The Seattle Times Reviews Claroscuro

Israeli clarinetist Anat Cohen sparkles on ‘Claroscuro’

‘Claroscuro’ (Anzic)

The clarinet went so hopelessly out of fashion in jazz after the swing era it was anybody’s guess when it would make a comeback. Don Byron gained the first major yardage, but the soulful, ebullient Israeli musician Anat Cohen has scored a touchdown.

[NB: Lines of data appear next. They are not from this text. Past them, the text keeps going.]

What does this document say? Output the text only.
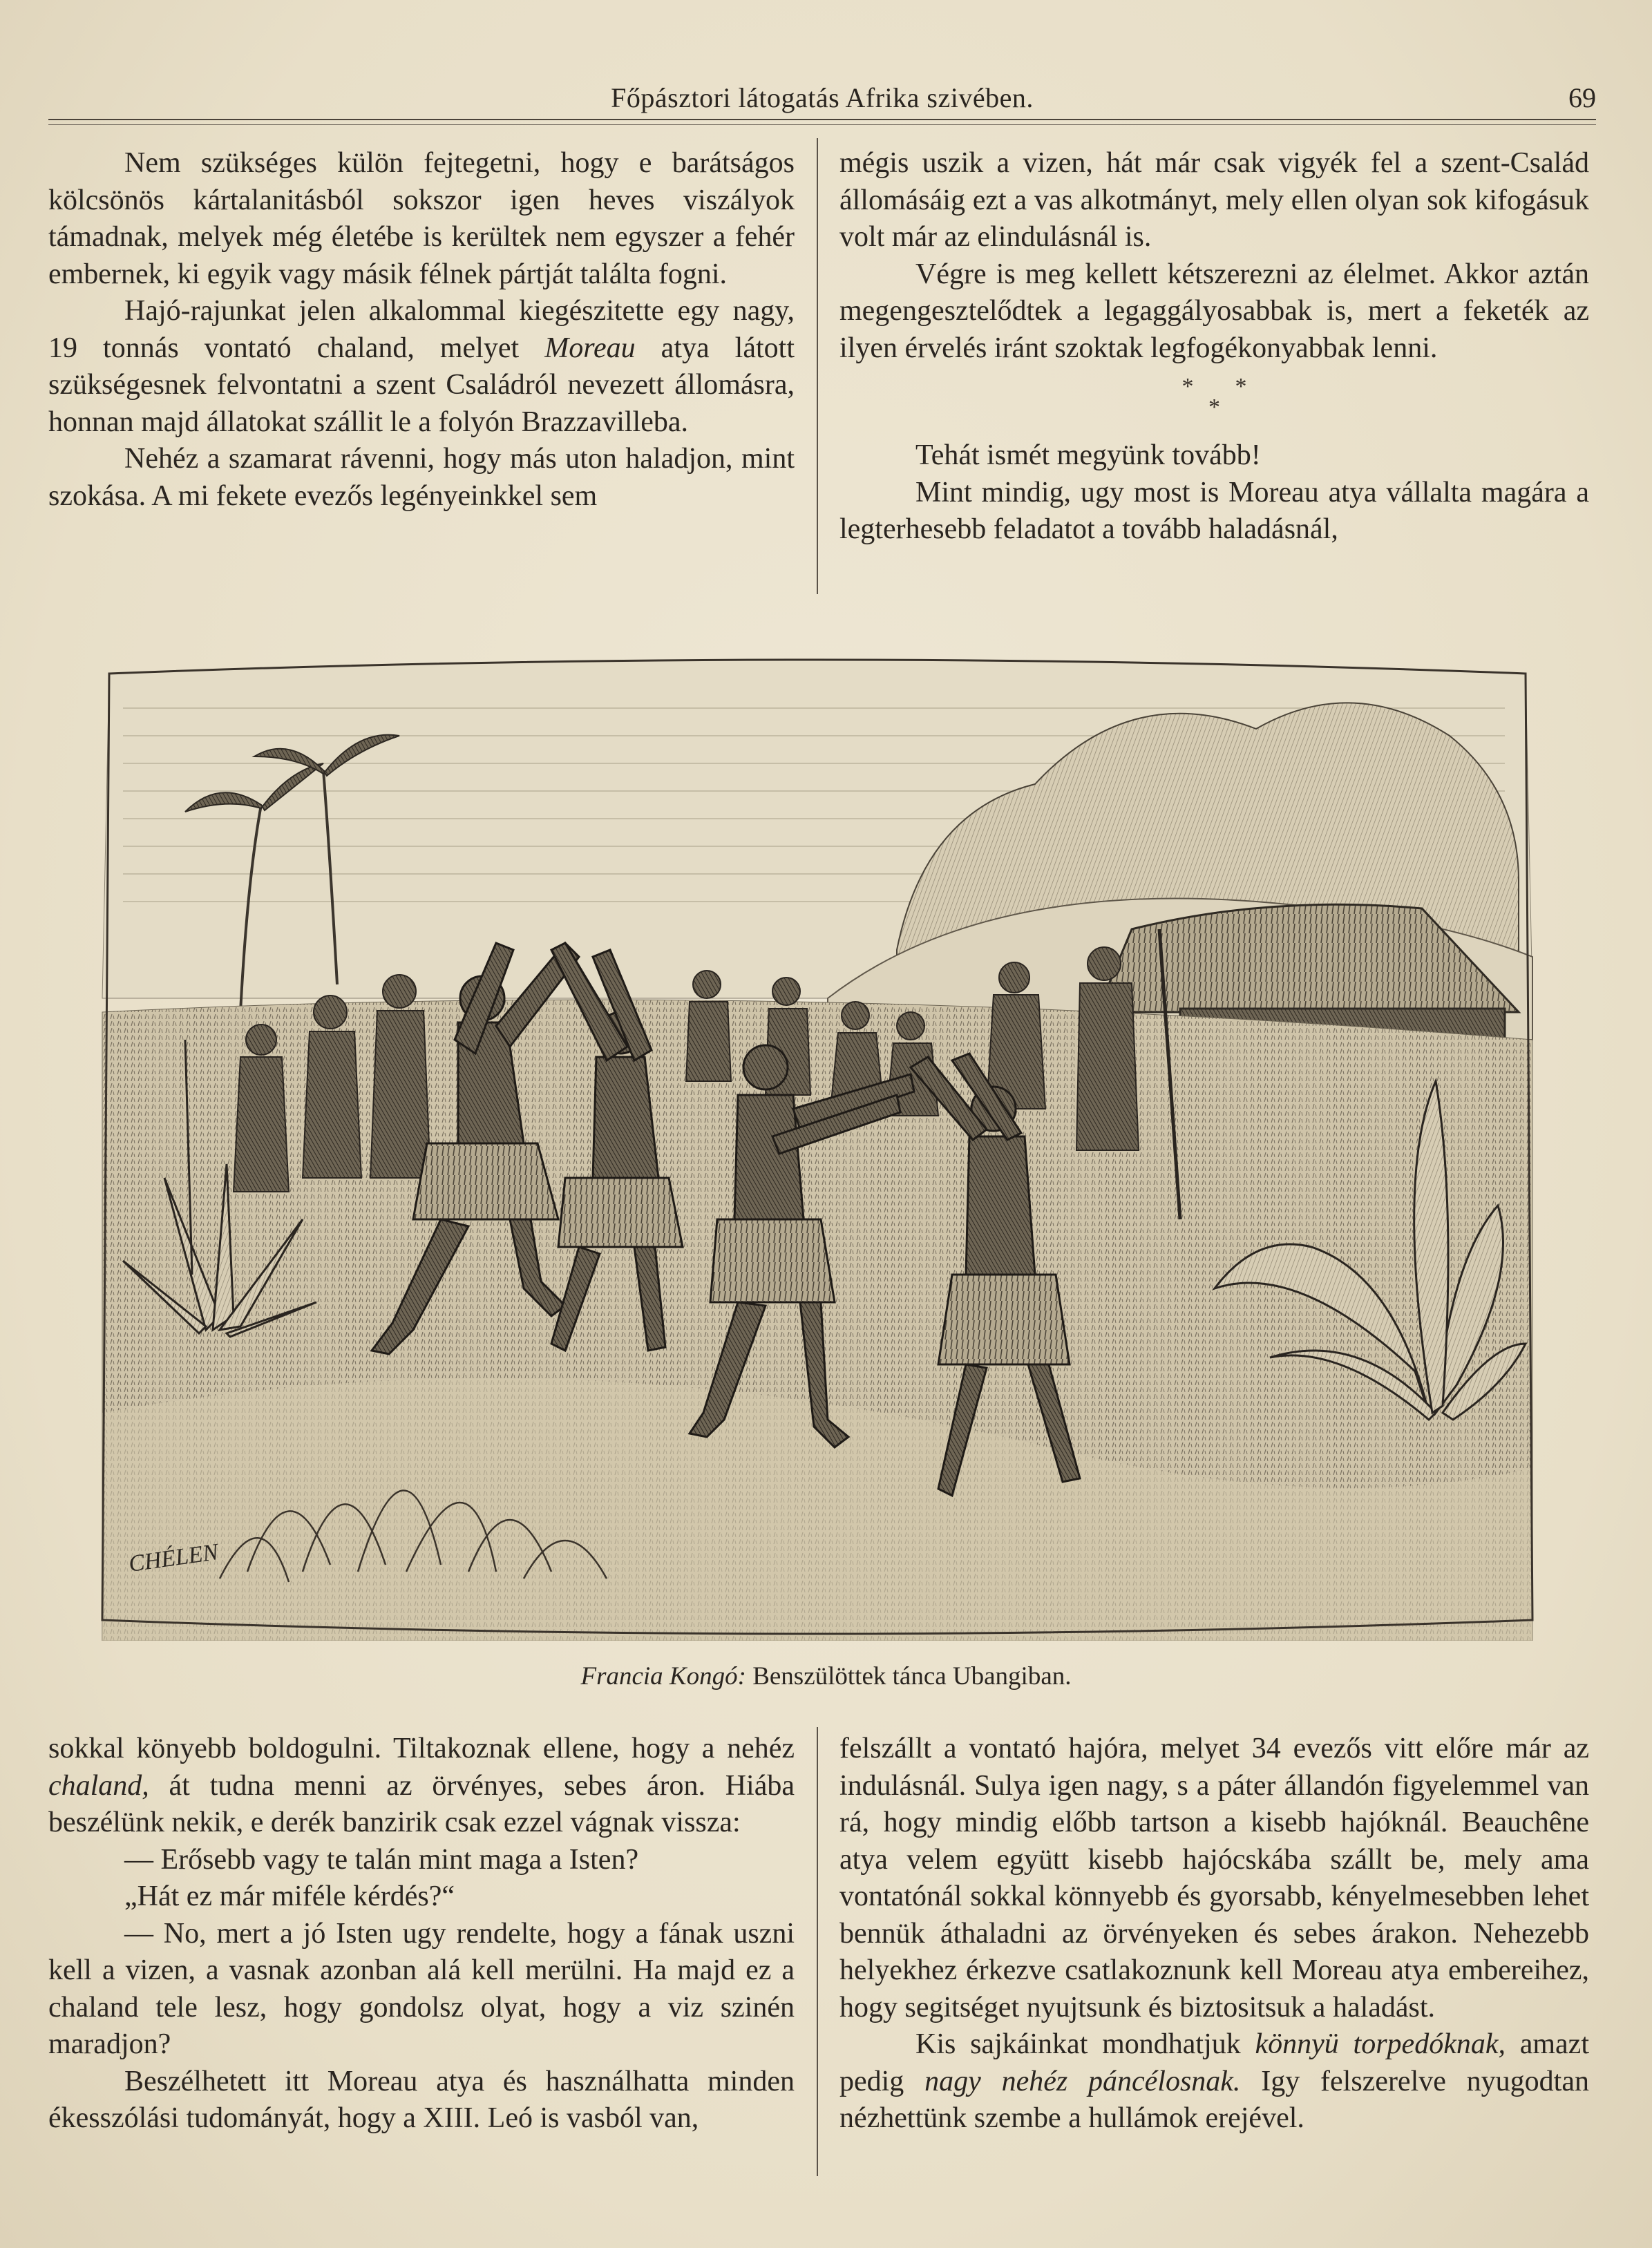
Főpásztori látogatás Afrika szivében.	69

Nem szükséges külön fejtegetni, hogy e barátságos kölcsönös kártalanitásból sokszor igen heves viszályok támadnak, melyek még életébe is kerültek nem egyszer a fehér embernek, ki egyik vagy másik félnek pártját találta fogni.

Hajó-rajunkat jelen alkalommal kiegészitette egy nagy, 19 tonnás vontató chaland, melyet Moreau atya látott szükségesnek felvontatni a szent Családról nevezett állomásra, honnan majd állatokat szállit le a folyón Brazzavilleba.

Nehéz a szamarat rávenni, hogy más uton haladjon, mint szokása. A mi fekete evezős legényeinkkel sem

mégis uszik a vizen, hát már csak vigyék fel a szent-Család állomásáig ezt a vas alkotmányt, mely ellen olyan sok kifogásuk volt már az elindulásnál is.

Végre is meg kellett kétszerezni az élelmet. Akkor aztán megengesztelődtek a legaggályosabbak is, mert a feketék az ilyen érvelés iránt szoktak legfogékonyabbak lenni.

* *
*

Tehát ismét megyünk tovább!

Mint mindig, ugy most is Moreau atya vállalta magára a legterhesebb feladatot a tovább haladásnál,

CHÉLEN
Francia Kongó: Benszülöttek tánca Ubangiban.

sokkal könyebb boldogulni. Tiltakoznak ellene, hogy a nehéz chaland, át tudna menni az örvényes, sebes áron. Hiába beszélünk nekik, e derék banzirik csak ezzel vágnak vissza:

— Erősebb vagy te talán mint maga a Isten?

„Hát ez már miféle kérdés?“

— No, mert a jó Isten ugy rendelte, hogy a fának uszni kell a vizen, a vasnak azonban alá kell merülni. Ha majd ez a chaland tele lesz, hogy gondolsz olyat, hogy a viz szinén maradjon?

Beszélhetett itt Moreau atya és használhatta minden ékesszólási tudományát, hogy a XIII. Leó is vasból van,

felszállt a vontató hajóra, melyet 34 evezős vitt előre már az indulásnál. Sulya igen nagy, s a páter állandón figyelemmel van rá, hogy mindig előbb tartson a kisebb hajóknál. Beauchêne atya velem együtt kisebb hajócskába szállt be, mely ama vontatónál sokkal könnyebb és gyorsabb, kényelmesebben lehet bennük áthaladni az örvényeken és sebes árakon. Nehezebb helyekhez érkezve csatlakoznunk kell Moreau atya embereihez, hogy segitséget nyujtsunk és biztositsuk a haladást.

Kis sajkáinkat mondhatjuk könnyü torpedóknak, amazt pedig nagy nehéz páncélosnak. Igy felszerelve nyugodtan nézhettünk szembe a hullámok erejével.
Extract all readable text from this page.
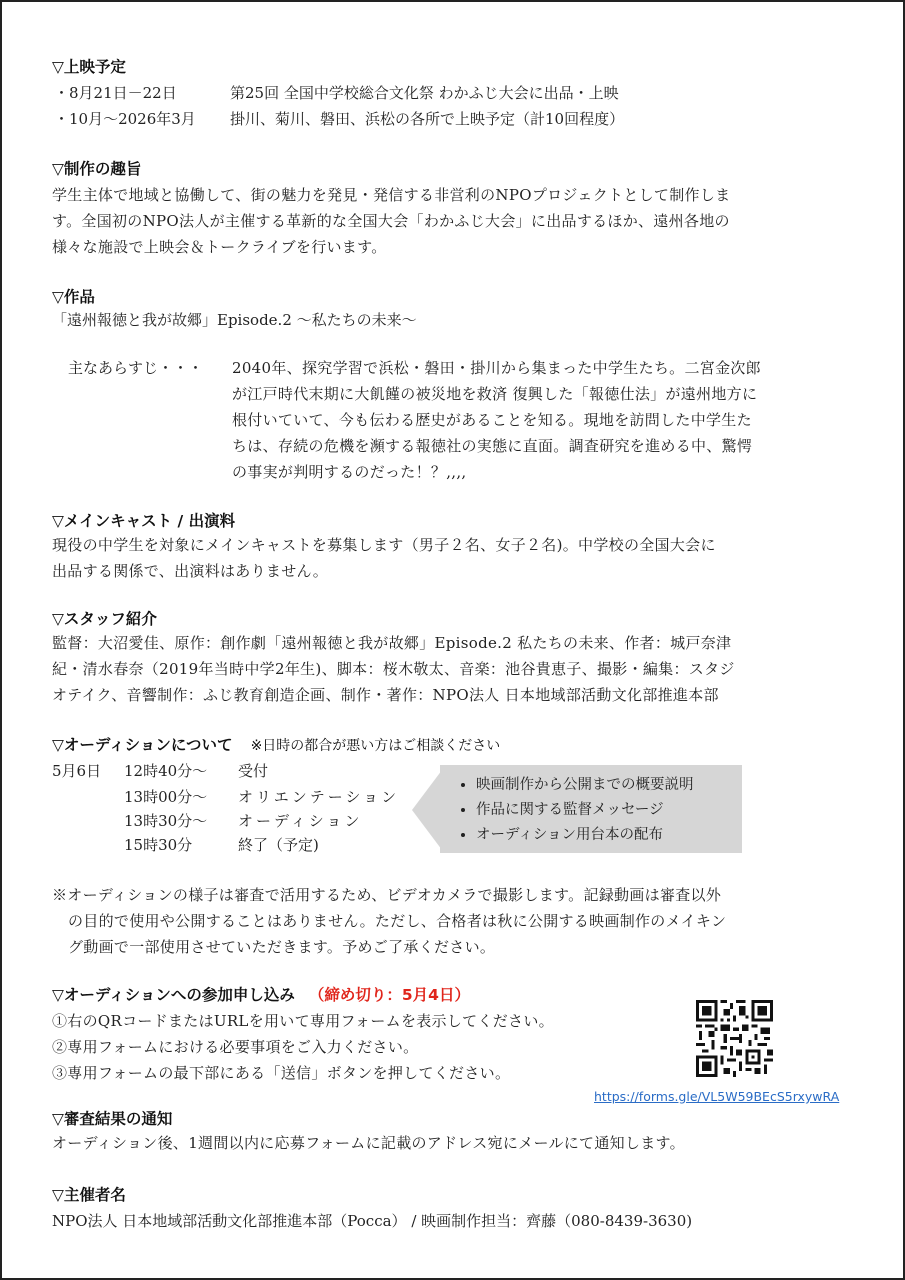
▽上映予定
・8月21日－22日	第25回 全国中学校総合文化祭 わかふじ大会に出品・上映
・10月～2026年3月 掛川、菊川、磐田、浜松の各所で上映予定（計10回程度）
▽制作の趣旨
学生主体で地域と協働して、街の魅力を発見・発信する非営利のNPOプロジェクトとして制作しま
す。全国初のNPO法人が主催する革新的な全国大会「わかふじ大会」に出品するほか、遠州各地の
様々な施設で上映会＆トークライブを行います。
▽作品
「遠州報徳と我が故郷」Episode.2 ～私たちの未来～
主なあらすじ・・・ 2040年、探究学習で浜松・磐田・掛川から集まった中学生たち。二宮金次郎
が江戸時代末期に大飢饉の被災地を救済 復興した「報徳仕法」が遠州地方に
根付いていて、今も伝わる歴史があることを知る。現地を訪問した中学生た
ちは、存続の危機を瀕する報徳社の実態に直面。調査研究を進める中、驚愕
の事実が判明するのだった！？,,,,
▽メインキャスト / 出演料
現役の中学生を対象にメインキャストを募集します（男子２名、女子２名)。中学校の全国大会に
出品する関係で、出演料はありません。
▽スタッフ紹介
監督：大沼愛佳、原作：創作劇「遠州報徳と我が故郷」Episode.2 私たちの未来、作者：城戸奈津
紀・清水春奈（2019年当時中学2年生)、脚本：桜木敬太、音楽：池谷貴恵子、撮影・編集：スタジ
オテイク、音響制作：ふじ教育創造企画、制作・著作：NPO法人 日本地域部活動文化部推進本部
▽オーディションについて ※日時の都合が悪い方はご相談ください
5月6日 12時40分～ 受付
13時00分～ オリエンテーション
13時30分～ オーディション
15時30分	終了（予定)
• 映画制作から公開までの概要説明
• 作品に関する監督メッセージ
• オーディション用台本の配布
※オーディションの様子は審査で活用するため、ビデオカメラで撮影します。記録動画は審査以外
の目的で使用や公開することはありません。ただし、合格者は秋に公開する映画制作のメイキン
グ動画で一部使用させていただきます。予めご了承ください。
▽オーディションへの参加申し込み （締め切り：5月4日）
①右のQRコードまたはURLを用いて専用フォームを表示してください。
②専用フォームにおける必要事項をご入力ください。
③専用フォームの最下部にある「送信」ボタンを押してください。
https://forms.gle/VL5W59BEcS5rxywRA
▽審査結果の通知
オーディション後、1週間以内に応募フォームに記載のアドレス宛にメールにて通知します。
▽主催者名
NPO法人 日本地域部活動文化部推進本部（Pocca） / 映画制作担当：齊藤（080-8439-3630)
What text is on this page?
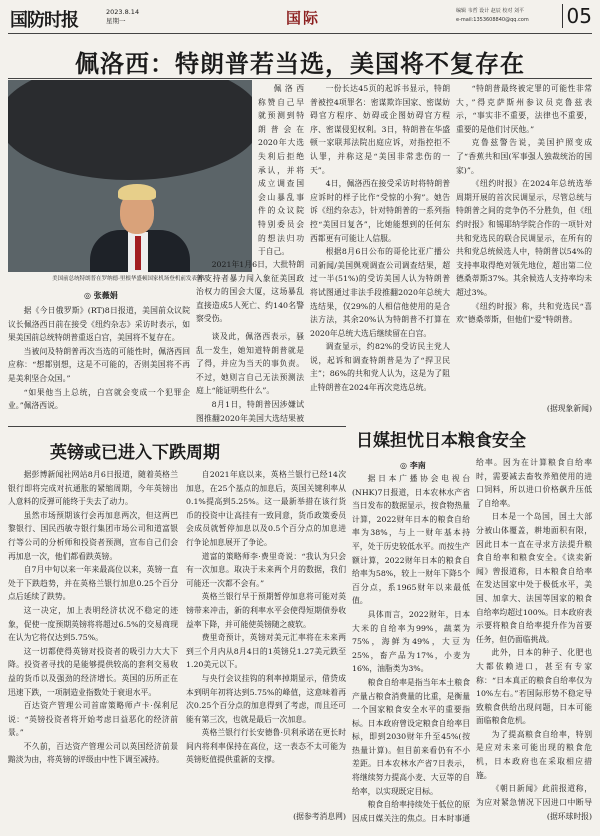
国防时报	2023.8.14
星期一	国际	编辑 韦哲 设计 赵辰 校对 刘平
e-mail:1353608840@qq.com 05
佩洛西：特朗普若当选，美国将不复存在
美国前总统特朗普在罗纳德·里根华盛顿国家机场登机前发表讲话
◎ 张薇娟

佩洛西称赞自己早就预测到特朗普会在2020年大选失利后拒绝承认，并将成立调查国会山暴乱事件的众议院特别委员会的想法归功于自己。

2021年1月6日，大批特朗普支持者暴力闯入象征美国政治权力的国会大厦，这场暴乱直接造成5人死亡、约140名警察受伤。

据《今日俄罗斯》(RT)8日报道，美国前众议院议长佩洛西日前在接受《纽约杂志》采访时表示，如果美国前总统特朗普重返白宫，美国将不复存在。

当被问及特朗普再次当选的可能性时，佩洛西回应称：“想都别想，这是不可能的，否则美国将不再是美利坚合众国。”

“如果他当上总统，白宫就会变成一个犯罪企业。”佩洛西说。

谈及此，佩洛西表示，骚乱一发生，她知道特朗普就是了得，并应为当天的事负责。不过，她则言自己无法预测法庭上“能证明些什么”。

8月1日，特朗普因涉嫌试图推翻2020年美国大选结果被

一份长达45页的起诉书显示，特朗普被控4项罪名：密谋欺诈国家、密谋妨碍官方程序、妨碍或企图妨碍官方程序、密谋侵犯权利。3日，特朗普在华盛顿一家联邦法院出庭应诉，对指控拒不认罪，并称这是“美国非常悲伤的一天”。

4日，佩洛西在接受采访时将特朗普应诉时的样子比作“受惊的小狗”。她告诉《纽约杂志》，针对特朗普的一系列指控“美国日复各”，比她能想到的任何东西都更有可能让人信服。

根据8月6日公布的哥伦比亚广播公司新闻/美国舆观调查公司调查结果，超过一半(51%)的受访美国人认为特朗普将试图通过非法手段推翻2020年总统大选结果，仅29%的人相信他使用的是合法方法，其余20%认为特朗普不打算在2020年总统大选后继续留在白宫。

调查显示，约82%的受访民主党人说，起诉和调查特朗普是为了“捍卫民主”；86%的共和党人认为，这是为了阻止特朗普在2024年再次竞选总统。

“特朗普最终被定罪的可能性非常大，”得克萨斯州参议员克鲁兹表示，“事实非不重要，法律也不重要，重要的是他们讨厌他。”

克鲁兹警告说，美国护照变成了“香蕉共和国(军事强人独裁统治的国家)”。

《纽约时报》在2024年总统选举周期开展的首次民调显示，尽管总统与特朗普之间的竞争仍不分胜负，但《纽约时报》和锡耶纳学院合作的一项针对共和党选民的联合民调显示，在所有的共和党总统候选人中，特朗普以54%的支持率取得绝对领先地位，超出第二位德桑蒂斯37%。其余候选人支持率均未超过3%。

《纽约时报》称，共和党选民“喜欢”德桑蒂斯，但他们“爱”特朗普。

(据现象新闻)

英镑或已进入下跌周期

据彭博新闻社网站8月6日报道，随着英格兰银行即将完成对抗通胀的紧缩周期，今年英镑出人意料的反弹可能终于失去了动力。

虽然市场预期该行会再加息两次，但这两巴黎银行、国民西敏寺银行集团市场公司和道富银行等公司的分析师和投资者预测，宣布自己们会再加息一次，他们都看跌英镑。

自7月中旬以来一年来最高位以来，英镑一直处于下跌趋势，并在英格兰银行加息0.25个百分点后延续了跌势。

这一决定，加上表明经济状况不稳定的迹象，促使一度预期英镑将将超过6.5%的交易商现在认为它将仅达到5.75%。

这一切都使得英镑对投资者的吸引力大大下降。投资者寻找的是能够提供较高的套利交易收益的货币以及强劲的经济增长。英国的历所正在迅速下跌，一项制造业指数处于衰退水平。

百达资产管理公司首席策略师卢卡·保利尼说：“英镑投资者将开始考虑日益恶化的经济前景。”

不久前，百达资产管理公司以英国经济前景黯淡为由，将英镑的评级由中性下调至减持。

自2021年底以来，英格兰银行已经14次加息，在25个基点的加息后，英国关键利率从0.1%提高到5.25%。这一最新举措在该行货币的投资中让高挂有一致同意，货币政策委员会成员就暂停加息以及0.5个百分点的加息进行争论加息展开了争论。

道富的策略师李·费里奇说：“我认为只会有一次加息。取决于未来两个月的数据，我们可能还一次都不会有。”

英格兰银行早于预期暂停加息将可能对英镑带来冲击，新的利率水平会使得短期债券收益率下降，并可能使英镑随之疲软。

费里奇预计，英镑对美元汇率将在未来两到三个月内从8月4日的1英镑兑1.27美元跌至1.20美元以下。

与央行会议挂钩的利率掉期显示，借贷成本到明年初将达到5.75%的峰值，这意味着再次0.25个百分点的加息得到了考虑，而且还可能有第三次，也就是最后一次加息。

英格兰银行行长安德鲁·贝利承诺在更长时间内将利率保持在高位，这一表态不太可能为英镑贬值提供重新的支撑。

(据参考消息网)

日媒担忧日本粮食安全
◎ 李南

据日本广播协会电视台(NHK)7日报道，日本农林水产省当日发布的数据显示，按食物热量计算，2022财年日本的粮食自给率为38%，与上一财年基本持平，处于历史较低水平。而按生产额计算，2022财年日本的粮食自给率为58%，较上一财年下降5个百分点，系1965财年以来最低值。

具体而言，2022财年，日本大米的自给率为99%，蔬菜为75%，海鲜为49%，大豆为25%，畜产品为17%，小麦为16%，油脂类为3%。

粮食自给率是指当年本土粮食产量占粮食消费量的比重，是衡量一个国家粮食安全水平的重要指标。日本政府曾设定粮食自给率目标，即到2030财年升至45%(按热量计算)。但目前来看仍有不小差距。日本农林水产省7日表示，将继续努力提高小麦、大豆等的自给率，以实现既定目标。

粮食自给率持续处于低位的原因成日媒关注的焦点。日本时事通

给率。因为在计算粮食自给率时，需要减去畜牧养殖使用的进口饲料，所以进口价格飙升压低了自给率。

日本是一个岛国，国土大部分被山体覆盖，耕地面积有限，因此日本一直在寻求方法提升粮食自给率和粮食安全。《读卖新闻》曾报道称，日本粮食自给率在发达国家中处于极低水平，美国、加拿大、法国等国家的粮食自给率均超过100%。日本政府表示要将粮食自给率提升作为首要任务，但仍面临挑战。

此外，日本的种子、化肥也大都依赖进口，甚至有专家称：“日本真正的粮食自给率仅为10%左右。”若国际形势不稳定导致粮食供给出现问题，日本可能面临粮食危机。

为了提高粮食自给率，特别是应对未来可能出现的粮食危机，日本政府也在采取相应措施。

《朝日新闻》此前报道称，为应对紧急情况下因进口中断导

(据环球时报)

Perhaps because of her international background, Cohen takes jazz as part of a great continuum of rhythm- and blues-driven world musics, so she’s equally comfy wailing like a siren on a New Orleans funeral dirge (“And the World Weeps”), slinking modally over a Middle Eastern vamp (“Kick Off”), waxing spiritual on soprano saxophone with an African Kora and hand drums, and toasting Champagne licks with Cuban clarinetist Paquito D’Rivera on a Brazilian choro (“A Um Zero”).

Lest you think Cohen’s music is all deep and world-political, note that she’s also a girl who knows how to have fun, and dance with romantic colors: to wit, a swinging take on Edith Piaf’s signature song “La Vie En Rose” (with a cool, Louis Prima-like vocal by trombonist Wycliffe Gordon), and a devastating presentation of the lovesick Cartola ballad “As Rosas Nao Falam” (“The Roses Can’t Speak”).

This is the kind of music — warm, human, diverse and irresistible — that will not only bring the clarinet back into favor, but jazz itself.